Lucille determined to find another person to treat her illness. She began to read books with titles like “The Cure for All Cancers” and “The Cancer Encyclopedia.” One such book was by a chiropractor in a nearby state. Lucille sought treatment at his clinic. After their first meeting, she believed he could cure her cancer. She began to visit his clinic on a regular basis, although it was almost 150 miles away. She wrote him frequently to keep him updated with the progress of her disease. During her visits, he extracted blood and examined it in a dark-field microscope, showing her the field of view. At some point, he recommended that she use 714X, an injectable medicine promoted by a Canadian doctor. So she sent for it and began giving it to herself.
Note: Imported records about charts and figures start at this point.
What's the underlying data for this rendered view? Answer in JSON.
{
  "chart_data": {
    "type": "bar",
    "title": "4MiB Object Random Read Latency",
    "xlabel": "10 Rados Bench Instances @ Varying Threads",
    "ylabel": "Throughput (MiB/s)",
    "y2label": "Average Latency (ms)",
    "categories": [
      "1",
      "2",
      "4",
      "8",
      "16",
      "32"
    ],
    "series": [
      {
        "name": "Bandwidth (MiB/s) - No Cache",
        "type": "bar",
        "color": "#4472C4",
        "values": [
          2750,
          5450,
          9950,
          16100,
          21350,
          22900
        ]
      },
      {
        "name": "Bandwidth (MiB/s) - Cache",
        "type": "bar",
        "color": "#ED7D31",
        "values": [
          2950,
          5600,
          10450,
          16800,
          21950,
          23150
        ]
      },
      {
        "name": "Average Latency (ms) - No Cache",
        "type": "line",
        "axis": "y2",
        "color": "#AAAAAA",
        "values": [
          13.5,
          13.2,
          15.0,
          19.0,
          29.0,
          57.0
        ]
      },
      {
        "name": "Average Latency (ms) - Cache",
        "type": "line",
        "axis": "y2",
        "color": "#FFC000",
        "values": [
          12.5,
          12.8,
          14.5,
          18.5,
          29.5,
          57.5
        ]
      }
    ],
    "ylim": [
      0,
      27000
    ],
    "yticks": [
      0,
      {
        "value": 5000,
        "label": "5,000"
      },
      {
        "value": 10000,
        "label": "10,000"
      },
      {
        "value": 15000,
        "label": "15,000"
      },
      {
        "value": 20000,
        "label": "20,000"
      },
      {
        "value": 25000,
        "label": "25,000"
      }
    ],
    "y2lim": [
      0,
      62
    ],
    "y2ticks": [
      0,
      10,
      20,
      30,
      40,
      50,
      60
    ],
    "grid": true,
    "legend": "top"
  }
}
Meanwhile she continued to consult her physician acquaintance who examined her periodically, sold her homeopathic remedies, and provided blood irradiation services (a technique of extracting blood into a quartz vessel illuminated by ultraviolet light).
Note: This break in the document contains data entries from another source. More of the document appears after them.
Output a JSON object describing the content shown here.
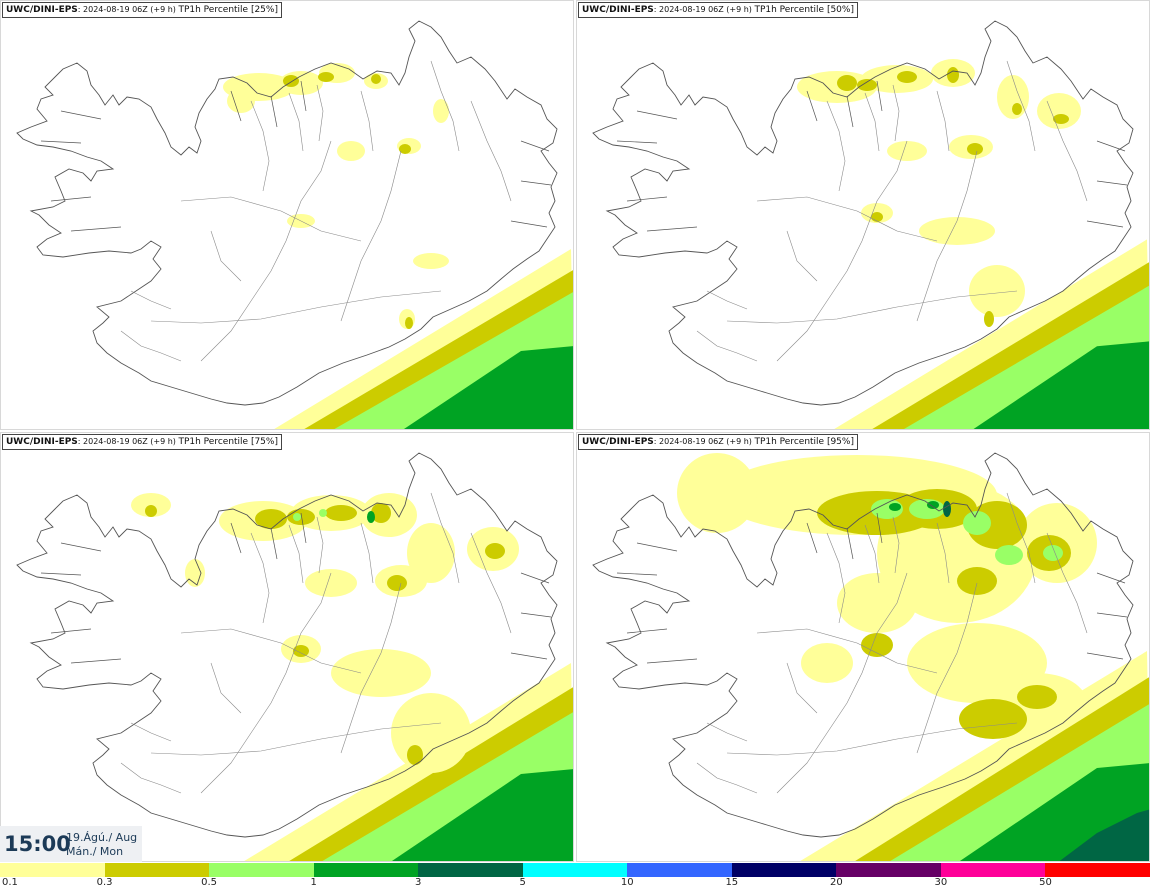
{
  "panels": [
    {
      "model": "UWC/DINI-EPS",
      "run_info": ": 2024-08-19 06Z (+9 h)",
      "product": "TP1h Percentile [25%]"
    },
    {
      "model": "UWC/DINI-EPS",
      "run_info": ": 2024-08-19 06Z (+9 h)",
      "product": "TP1h Percentile [50%]"
    },
    {
      "model": "UWC/DINI-EPS",
      "run_info": ": 2024-08-19 06Z (+9 h)",
      "product": "TP1h Percentile [75%]"
    },
    {
      "model": "UWC/DINI-EPS",
      "run_info": ": 2024-08-19 06Z (+9 h)",
      "product": "TP1h Percentile [95%]"
    }
  ],
  "time": {
    "clock": "15:00",
    "date_line1": "19.Ágú./ Aug",
    "date_line2": "Mán./ Mon"
  },
  "legend": {
    "ticks": [
      "0.1",
      "0.3",
      "0.5",
      "1",
      "3",
      "5",
      "10",
      "15",
      "20",
      "30",
      "50"
    ],
    "colors": [
      "#ffff99",
      "#cccc00",
      "#99ff66",
      "#00a323",
      "#006644",
      "#00ffff",
      "#3366ff",
      "#000066",
      "#660066",
      "#ff0099",
      "#ff0000"
    ]
  },
  "colors": {
    "coast": "#555555",
    "light_yellow": "#ffff99",
    "olive": "#cccc00",
    "light_green": "#99ff66",
    "green": "#00a323",
    "dark_green": "#006644"
  }
}
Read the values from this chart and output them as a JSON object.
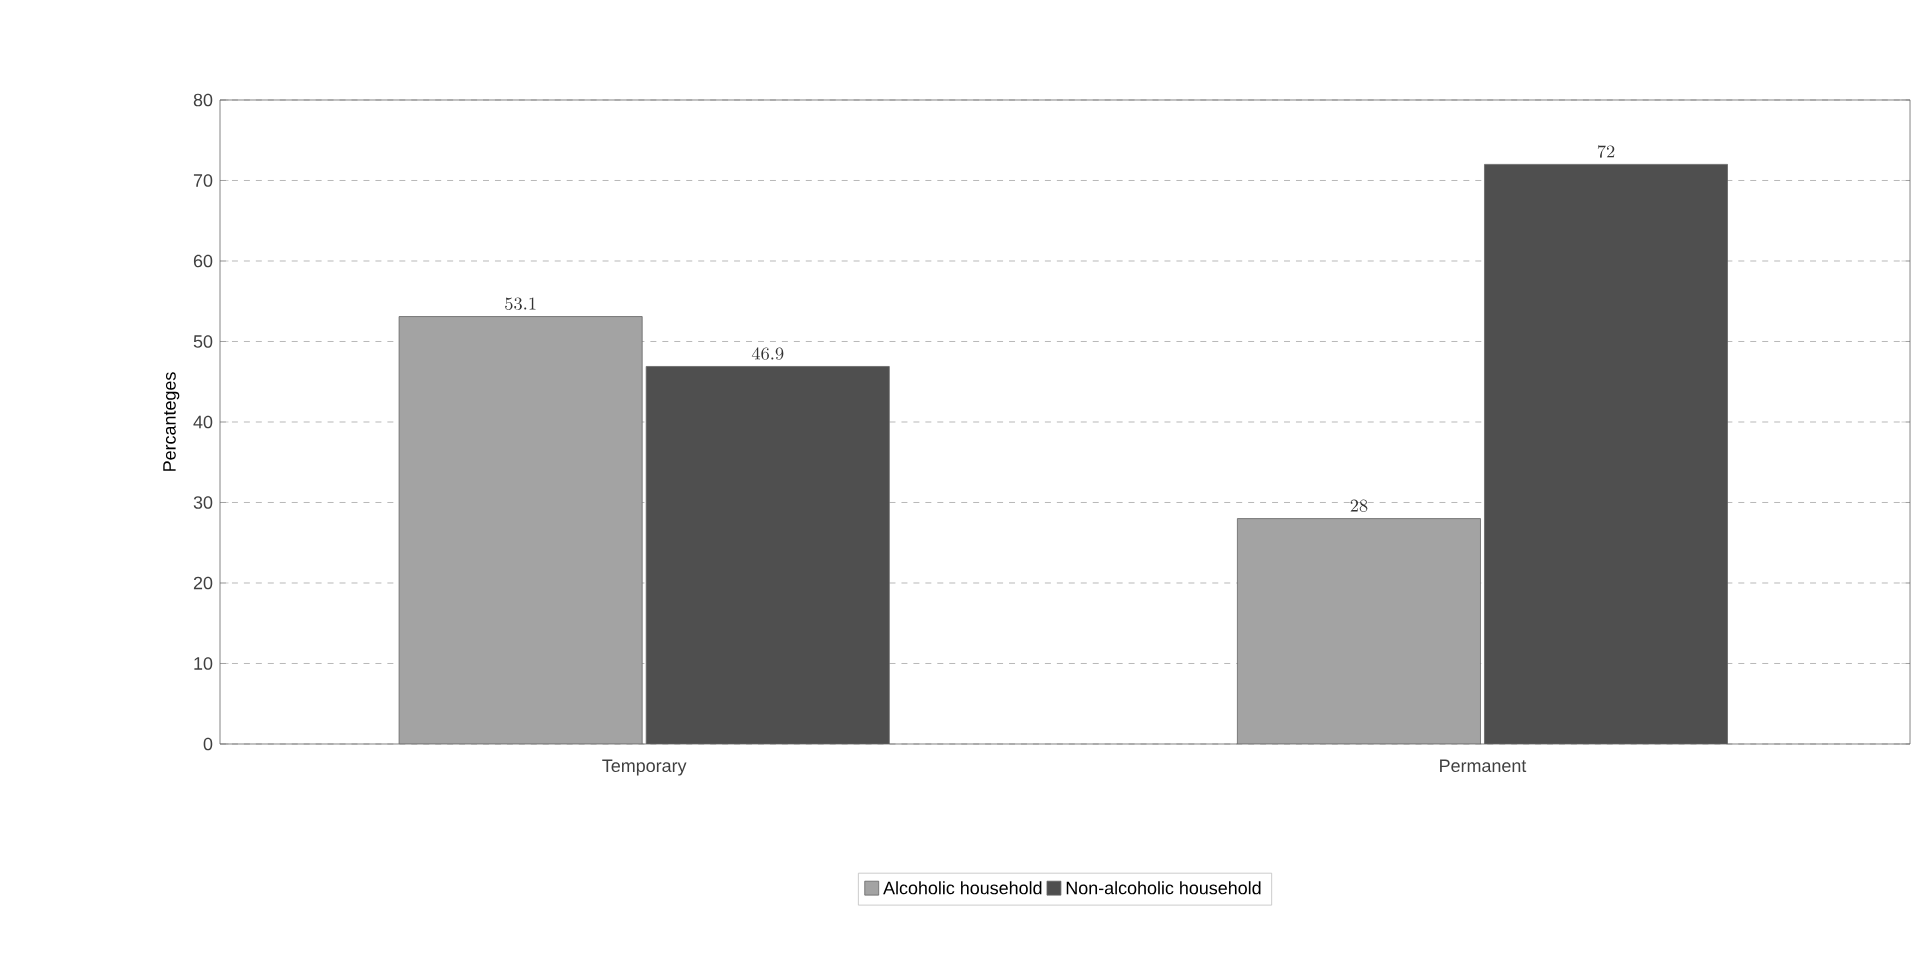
{
  "chart_data": {
    "type": "bar",
    "ylabel": "Percanteges",
    "categories": [
      "Temporary",
      "Permanent"
    ],
    "series": [
      {
        "name": "Alcoholic household",
        "color": "#a3a3a3",
        "values": [
          53.1,
          28
        ]
      },
      {
        "name": "Non-alcoholic household",
        "color": "#4f4f4f",
        "values": [
          46.9,
          72
        ]
      }
    ],
    "ylim": [
      0,
      80
    ],
    "yticks": [
      0,
      10,
      20,
      30,
      40,
      50,
      60,
      70,
      80
    ],
    "grid": "y",
    "legend": "bottom",
    "data_labels": true
  }
}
She continued to conceal both her disease and the true purpose of her homeopathic treatment from all in her family. She described her behavior as a search for a healthy lifestyle. I witnessed a gradual buildup of dozens of homeopathic remedies and the conversion of our family to organic-only food; and finally I discovered her self-injection treatments. She knew I disapproved strongly of these and of her visits to the chiropractor. I began to print and leave around articles which I found at the CDC website on the dangers of nonlicensed medicine. In hindsight, this was far too little, too late. However, being married for 33 years to this woman who was wonderful in other ways made me too tolerant.
Eventually her untreated cancer broke through to the surface of her breast. Her physician acquaintance explained that the cauliflower-like nodules were “carbuncles” caused by an excess of lymph. Her self-treatment became even more extreme and she purchased a device with two headlights on wands at a cost of many thousands of dollars. The instructions with these show a diagram of the human lymphatic system and they were intended to “promote lymphatic flow.”
By this time, two years had passed since the initial diagnosis. The chiropractor stated that he couldn’t help her any more and suggested she go to Germany to be treated there. Lucille discovered through a casual remark by his staff that his other patients were receiving chemotherapy. Lucille felt misled by him because he had caused her to believe that chemotherapy was harmful and not desirable.
The growing tumor had metastasized and Lucille’s left arm developed extreme lymphedema (swelling caused by blockage of drainage of the lymphatic system). This was not concealable, and I began to question her. Eventually she disclosed her condition and within a few days I convinced her to see another physician both of us had worked with and whom she also trusted. He arranged for immediate admission to his hospital and for the case to be taken over by an excellent oncologist. We obtained her cooperation to this ‘conventional’ treatment. Her oncologist did not criticize her homeopathic, naturopathic health providers even as he gave us a prognosis of months. She was released from the hospital on a fearsome regimen of chemotherapy. A surgeon consultant and radiation therapist consultant found her untreatable; and she died approximately 4 months later — a few days short of her 55th birthday.
Losing Lucille was an emotional disaster from which I am slowly recovering. It’s still hardly believable because we didn’t get to fight her disease together. I and her family still discuss how a bright, energetic, educated person made such a lapse in judgment. Up to a month before her death, Lucille still said she was going to get better. Most ironically, she was a registered nurse with a master’s degree in counseling, working locally as a rehab nurse for many years.
The quacks and their nostrums encouraged Lucille to hide from the reality of her disease, which could well have been cured in its early stages by standard treatment. Her physician acquaintance should have dismissed herself from Lucille’s care. The loss of her friend as a caregiver might have shocked Lucille into more rational behavior. Whenever I see ads urging breast self-examination or other cancer-awareness strategies, I realize that’s not all that is needed. I’ve heard reports of distant relatives who are “thinking of going the homeopathic route.” But I say to women who have lived through radical mastectomies and chemotherapy, “Congratulations. You faced your disease squarely. Your reward is that you get to live.”
This page was posted on February 27, 2002.